Aussitôt accusé de racolage télévisuel, le sujet choisi par La Villardière avait en effet l’inconvénient d’intéresser le français moyen, au point de réaliser pour sa première un très joli score d’audience, 2,4 millions de téléspectateurs. La « mosquée Daech » de Sevran, louée par un imam de l’UOIF, la branche française des frères musulmans, ne méritait sans doute pas qu’un journaliste se déplace jusque là. Filmer à Sevran une mosquée salafiste clandestine ou une école coranique sur un terrain municipal, franchement quel intérêt sinon de stigmatiser les salafistes? Pour Stéphane Gatignon, maire écolo de Sevran interrogé sur RMC, la venue de l’équipe de M6 n’est rien d’autre que “de la provoc””. Bernard de la Villardière a voulu “faire de l’audience sur le dos de la ville de Sevran” Dans un communiqué il dénonce “une polémique politicienne cherchant à faire de Sevran un Molenbeek français”. Si les jeunes de Sevran partent en Syrie, c’est donc la faute de la course à l’audimat chez M6. Allez comprendre.

Complotisme mainstream

Les chiens de garde du PAF ont aussi pointé, avec un soupçon de complotisme, le montage de la scène d’agression dont La Villardière était forcément le déclencheur. S’appuyant sur une vidéo amateur censée dédouaner les jeunes de Sevran, un certain Ousmane, venait donner du grain à moudre à l’observatoire de l’islamophobie, pardon à l’Observatoire de la laïcité (pardonnez la confusion, mais l’équipe de Jean-Louis Bianco passe visiblement plus de temps à traquer les pourfendeurs de l’islam radical que les ennemis de la laïcité). Silence gêné en revanche quand le Ousmane en question se révèle être un grand admirateur de Dieudonné. La vidéo complète diffusée ensuite par M6 pour éteindre la polémique ne laisse aucun doute sur la bande de voyou ceinturant l’équipe de reportage. Frappés et mis au sol, les journalistes sont contraints de quitter les lieux.

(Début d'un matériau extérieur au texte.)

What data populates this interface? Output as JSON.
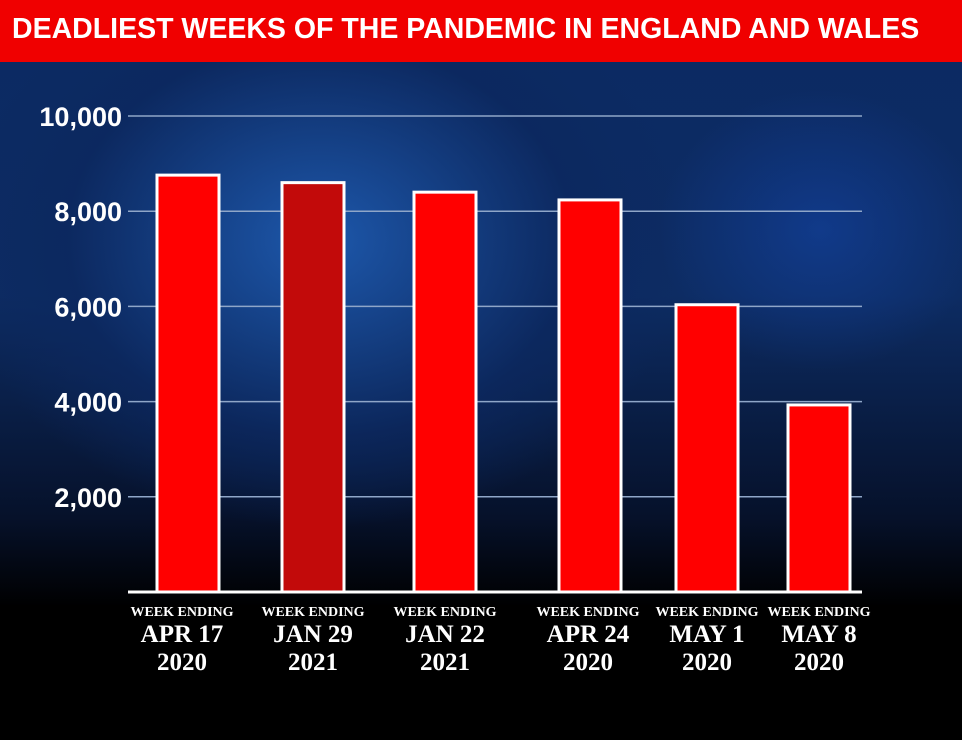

Un geste de solidarité ou un mot de soutien était bien le minimum qu’on pouvait attendre de la part des confrères de La Villardière. Face à un délit d’entrave à la liberté de la presse, la gauche morale, d’habitude si prompte à défendre les libertés, s’est retournée sur l’agresseur blanc à particule. Lequel n’aurait pas dit « bonjour » aux individus qui tentaient d’interrompre son interview (la vidéo de M6 devait démentir cette accusation grotesque). Un peu de sérieux et d’honnêteté suffisent à constater que le journaliste et son équipe étaient au contraire d’une patience infinie avant leur prise à partie.
Au lieu de s’interroger sur la violence de l’islamisme dans certains territoires perdus de la République, les petits marquis de la bien-séance médiatique reprochent à l’équipe de M6 de ne pas avoir demandé aux caïds de la cité l’autorisation de filmer leur terrain de jeu. Pour ne pas traiter le fond du sujet, on lance un contre-feu qui en dit long sur l’état de la liberté d’expression en France.